Who’d have thought the Irish centre could move the way it has – as the Irish Times and Currency say – the way it continues to do, to encourage the further division of its subjects.
It’s easy, even righteous, to be angry. Maybe it’s better to be indignant. US presidential candidate Cornel West said, “If you have a prophetic sensibility, you are committed to loving others and if you love others, you hate injustice.
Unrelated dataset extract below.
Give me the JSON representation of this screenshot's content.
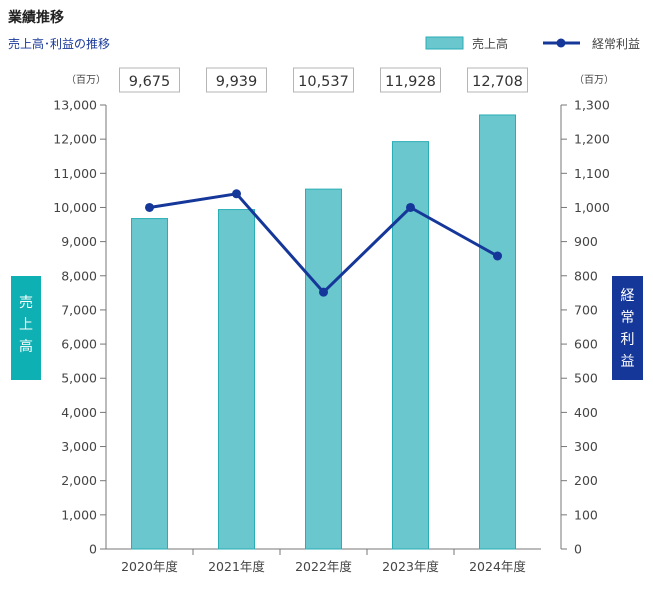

That's why Jesus goes into the temple and runs after marketeers when he first enters Jerusalem, right?” For West, what drove Jesus was “this unbelievable righteous indignation” rather than anger because, “Anger can be a bitterness that devours your soul while righteous indignation is morally driven – it's ethically driven.” Denzel Washington’s Jake Shuttlesworth in He Got Game similarly advised his son, also called Jesus, “Let me tell you something, son, you get that hatred out your heart,” warning him he’ll end up just like his defeated father if he fails to do so.
Who will articulate that anger or indignation? And at whom?